Explore Control of the school#
import matplotlib.pyplot as plt
import numpy as np
import seaborn as sns
import pandas as pd
import scipy.stats as stats
from sklearn.linear_model import LinearRegression
from sklearn.metrics import r2_score
from tools.utils import combine_columns, compute_feature_importance, standard_units
data = pd.read_csv("data/Most-Recent-Cohorts-Institution-filtered.csv").drop('Unnamed: 0', axis=1)
Public Schools#
public = data.loc[data["CONTROL"] == 1]
fig, (ax1, ax2) = plt.subplots(1, 2)
fig.suptitle('Public Institution Retention Rates')
ax1.set_title('Retention Rate at 4-year institutions')
ax1.hist(public.RET_FT4, density = True, color = "salmon")
ax2.set_title('Retention Rate at less than 4-year institutions')
ax2.hist(public.RET_FTL4, density = True, color = "salmon")

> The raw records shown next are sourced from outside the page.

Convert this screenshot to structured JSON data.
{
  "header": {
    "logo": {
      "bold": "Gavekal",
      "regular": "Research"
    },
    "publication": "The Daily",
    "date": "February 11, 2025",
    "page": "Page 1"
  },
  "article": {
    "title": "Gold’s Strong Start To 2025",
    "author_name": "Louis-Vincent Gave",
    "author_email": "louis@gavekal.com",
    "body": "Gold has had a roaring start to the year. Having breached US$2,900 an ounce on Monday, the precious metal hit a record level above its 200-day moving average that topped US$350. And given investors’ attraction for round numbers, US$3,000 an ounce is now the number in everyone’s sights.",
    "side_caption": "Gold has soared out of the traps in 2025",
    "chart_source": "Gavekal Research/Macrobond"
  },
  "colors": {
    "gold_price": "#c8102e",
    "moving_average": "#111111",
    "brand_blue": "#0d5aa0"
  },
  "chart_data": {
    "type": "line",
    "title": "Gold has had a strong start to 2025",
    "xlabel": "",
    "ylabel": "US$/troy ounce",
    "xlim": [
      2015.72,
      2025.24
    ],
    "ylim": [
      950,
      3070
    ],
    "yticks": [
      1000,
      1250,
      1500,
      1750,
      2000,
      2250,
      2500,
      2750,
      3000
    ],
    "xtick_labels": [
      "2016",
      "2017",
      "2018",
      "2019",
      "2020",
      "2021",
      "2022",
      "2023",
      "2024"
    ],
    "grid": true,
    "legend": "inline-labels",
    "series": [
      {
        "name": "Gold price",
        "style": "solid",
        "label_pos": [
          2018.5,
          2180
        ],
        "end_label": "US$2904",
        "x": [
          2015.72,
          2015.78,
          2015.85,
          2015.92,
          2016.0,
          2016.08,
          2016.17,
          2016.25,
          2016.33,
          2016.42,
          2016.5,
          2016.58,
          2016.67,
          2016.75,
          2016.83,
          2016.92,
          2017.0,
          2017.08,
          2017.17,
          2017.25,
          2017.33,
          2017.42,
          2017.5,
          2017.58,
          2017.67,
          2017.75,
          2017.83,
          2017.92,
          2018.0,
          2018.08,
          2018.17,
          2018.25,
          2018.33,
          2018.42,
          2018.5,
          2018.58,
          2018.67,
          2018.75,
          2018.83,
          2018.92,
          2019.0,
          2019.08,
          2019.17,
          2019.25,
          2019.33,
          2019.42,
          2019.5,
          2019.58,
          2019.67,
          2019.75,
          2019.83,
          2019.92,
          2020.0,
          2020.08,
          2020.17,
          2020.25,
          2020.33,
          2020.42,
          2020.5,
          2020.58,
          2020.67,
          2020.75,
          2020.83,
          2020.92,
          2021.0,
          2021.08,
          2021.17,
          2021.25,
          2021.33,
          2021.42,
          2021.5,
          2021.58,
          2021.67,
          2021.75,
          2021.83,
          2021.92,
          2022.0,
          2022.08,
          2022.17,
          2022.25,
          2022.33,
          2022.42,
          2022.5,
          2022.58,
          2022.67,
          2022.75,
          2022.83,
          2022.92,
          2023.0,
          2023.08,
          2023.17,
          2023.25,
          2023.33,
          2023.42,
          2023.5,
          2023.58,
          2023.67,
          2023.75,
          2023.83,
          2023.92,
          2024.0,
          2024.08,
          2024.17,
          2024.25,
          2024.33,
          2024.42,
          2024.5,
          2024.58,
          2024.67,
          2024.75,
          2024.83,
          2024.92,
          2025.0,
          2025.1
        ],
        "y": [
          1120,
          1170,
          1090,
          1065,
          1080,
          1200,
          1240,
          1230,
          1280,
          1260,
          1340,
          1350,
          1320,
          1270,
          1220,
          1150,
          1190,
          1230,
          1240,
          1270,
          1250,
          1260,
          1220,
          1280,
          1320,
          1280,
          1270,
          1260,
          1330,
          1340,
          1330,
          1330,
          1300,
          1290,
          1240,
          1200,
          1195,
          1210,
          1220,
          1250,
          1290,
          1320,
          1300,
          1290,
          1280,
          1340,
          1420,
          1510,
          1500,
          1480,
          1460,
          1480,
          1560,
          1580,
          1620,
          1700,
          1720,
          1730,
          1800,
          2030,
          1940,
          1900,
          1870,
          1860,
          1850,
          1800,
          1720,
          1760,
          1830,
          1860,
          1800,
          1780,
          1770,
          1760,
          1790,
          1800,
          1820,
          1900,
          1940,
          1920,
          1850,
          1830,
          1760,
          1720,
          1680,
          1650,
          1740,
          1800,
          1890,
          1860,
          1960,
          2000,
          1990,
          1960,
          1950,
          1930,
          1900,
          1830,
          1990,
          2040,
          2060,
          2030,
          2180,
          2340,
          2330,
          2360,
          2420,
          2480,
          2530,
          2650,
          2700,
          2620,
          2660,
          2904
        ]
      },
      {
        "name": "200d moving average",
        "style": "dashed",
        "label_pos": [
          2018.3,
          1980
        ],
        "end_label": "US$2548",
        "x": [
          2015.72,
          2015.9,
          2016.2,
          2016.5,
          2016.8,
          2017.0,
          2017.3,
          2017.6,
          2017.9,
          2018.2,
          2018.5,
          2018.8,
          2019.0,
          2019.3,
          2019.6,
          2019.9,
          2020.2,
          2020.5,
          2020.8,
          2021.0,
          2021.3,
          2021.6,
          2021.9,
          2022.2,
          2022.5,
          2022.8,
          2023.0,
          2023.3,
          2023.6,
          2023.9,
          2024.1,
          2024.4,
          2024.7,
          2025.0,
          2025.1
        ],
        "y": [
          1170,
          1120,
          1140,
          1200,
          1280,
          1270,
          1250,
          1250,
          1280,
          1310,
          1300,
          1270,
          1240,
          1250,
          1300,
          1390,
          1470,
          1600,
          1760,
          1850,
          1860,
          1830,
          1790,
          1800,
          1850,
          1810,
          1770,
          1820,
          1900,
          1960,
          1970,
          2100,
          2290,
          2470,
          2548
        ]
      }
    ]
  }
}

plt.savefig('figures/retention_public.png');
plt.show()

For public schools, the retention rates severely declines as the left-skewed distribution transforms into a normal distribution. The change is more noticeable in the retention rates of less than 4-year public institutions.
Private Non-Profit#
private_non_profit = data.loc[data["CONTROL"] == 2]

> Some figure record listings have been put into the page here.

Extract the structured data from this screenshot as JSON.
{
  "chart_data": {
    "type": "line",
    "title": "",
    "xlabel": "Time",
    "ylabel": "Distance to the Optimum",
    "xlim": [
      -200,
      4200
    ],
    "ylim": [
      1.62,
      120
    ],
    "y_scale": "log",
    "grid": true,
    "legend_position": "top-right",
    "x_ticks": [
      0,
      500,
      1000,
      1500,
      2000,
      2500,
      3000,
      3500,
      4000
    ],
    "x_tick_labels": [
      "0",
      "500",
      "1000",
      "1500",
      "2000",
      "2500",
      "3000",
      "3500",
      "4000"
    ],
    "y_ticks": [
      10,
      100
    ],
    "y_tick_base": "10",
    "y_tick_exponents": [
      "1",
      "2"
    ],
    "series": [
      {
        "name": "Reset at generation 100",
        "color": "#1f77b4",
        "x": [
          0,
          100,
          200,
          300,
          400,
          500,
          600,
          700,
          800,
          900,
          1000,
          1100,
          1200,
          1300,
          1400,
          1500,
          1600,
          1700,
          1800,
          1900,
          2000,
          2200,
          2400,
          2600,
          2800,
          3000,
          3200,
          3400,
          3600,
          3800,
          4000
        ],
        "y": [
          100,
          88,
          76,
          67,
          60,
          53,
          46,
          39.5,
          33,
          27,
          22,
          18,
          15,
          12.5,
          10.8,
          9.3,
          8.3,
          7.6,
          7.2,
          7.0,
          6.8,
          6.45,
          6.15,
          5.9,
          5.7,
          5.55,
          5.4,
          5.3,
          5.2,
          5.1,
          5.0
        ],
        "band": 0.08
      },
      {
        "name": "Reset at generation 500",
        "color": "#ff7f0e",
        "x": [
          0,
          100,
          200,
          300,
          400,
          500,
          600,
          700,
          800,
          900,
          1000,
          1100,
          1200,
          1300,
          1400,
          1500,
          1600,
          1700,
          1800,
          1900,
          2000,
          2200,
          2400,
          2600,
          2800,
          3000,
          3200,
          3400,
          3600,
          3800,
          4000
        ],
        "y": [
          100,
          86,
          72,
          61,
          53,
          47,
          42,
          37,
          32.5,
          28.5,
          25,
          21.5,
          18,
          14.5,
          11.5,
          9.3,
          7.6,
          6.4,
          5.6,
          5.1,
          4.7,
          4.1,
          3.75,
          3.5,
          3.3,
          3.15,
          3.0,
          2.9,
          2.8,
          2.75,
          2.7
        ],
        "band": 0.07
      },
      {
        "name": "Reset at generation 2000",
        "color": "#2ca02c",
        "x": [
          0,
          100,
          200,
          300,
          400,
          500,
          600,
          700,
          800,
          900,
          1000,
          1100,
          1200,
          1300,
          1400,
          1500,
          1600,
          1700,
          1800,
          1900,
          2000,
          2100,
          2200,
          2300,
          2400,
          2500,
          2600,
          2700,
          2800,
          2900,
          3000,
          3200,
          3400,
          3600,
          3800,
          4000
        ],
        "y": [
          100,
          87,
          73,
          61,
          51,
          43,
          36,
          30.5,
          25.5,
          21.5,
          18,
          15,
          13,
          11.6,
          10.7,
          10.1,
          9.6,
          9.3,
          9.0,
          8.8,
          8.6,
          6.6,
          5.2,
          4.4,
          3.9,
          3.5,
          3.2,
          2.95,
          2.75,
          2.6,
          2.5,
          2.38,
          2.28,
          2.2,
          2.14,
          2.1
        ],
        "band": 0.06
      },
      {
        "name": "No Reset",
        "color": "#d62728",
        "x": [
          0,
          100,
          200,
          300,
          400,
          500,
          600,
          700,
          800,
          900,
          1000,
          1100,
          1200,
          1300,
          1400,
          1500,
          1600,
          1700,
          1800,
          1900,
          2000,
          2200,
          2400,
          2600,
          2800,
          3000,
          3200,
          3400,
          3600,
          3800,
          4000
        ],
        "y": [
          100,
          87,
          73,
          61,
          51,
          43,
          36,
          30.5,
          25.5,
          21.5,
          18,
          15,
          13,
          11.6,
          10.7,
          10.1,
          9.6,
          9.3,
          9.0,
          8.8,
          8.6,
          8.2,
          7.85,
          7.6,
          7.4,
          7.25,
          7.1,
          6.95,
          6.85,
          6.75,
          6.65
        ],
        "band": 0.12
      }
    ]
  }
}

fig, (ax1, ax2) = plt.subplots(1, 2)
fig.suptitle('Private (Non-profit) Institution Retention Rates')
ax1.set_title('Retention Rate at 4-year institutions')
ax1.hist(private_non_profit.RET_FT4, density = True, color = "dimgray")
ax2.set_title('Retention Rate at less than 4-year institutions')
ax2.hist(private_non_profit.RET_FTL4, density = True, color = "dimgray")
plt.savefig('figures/retention_private_non_profit.png')
plt.show()

In the case of non-profit private institutions, the retention rates for 4-year institutions appears to remain with the same. However, the retention for less than 4-year institution increases with the density focused in the 100% retention rate.
Private For-Profit#
private_profit = data.loc[data["CONTROL"] == 3]
fig, (ax1, ax2) = plt.subplots(1, 2)
fig.suptitle('Private (For Profit) Institution Retention Rates')
ax1.set_title('Retention Rate at 4-year institutions')
ax1.hist(private_profit.RET_FT4, density = True, color = "darkgray")
ax2.set_title('Retention Rate at less than 4-year institutions')
ax2.hist(private_profit.RET_FTL4, density = True, color = "darkgray")
plt.savefig('figures/retention_private_profit.png')
plt.show()

As for-profit private institutions, the retention rate for 4-year institutions maintains a left skewed distribution. However, a spike appears around the the 50% mark which indicates a slightly worse retention than the overall. As for the less than 4-year institution, the retention increases similarly to the non-profit institution as the density is focused on the higher end of the retention rates.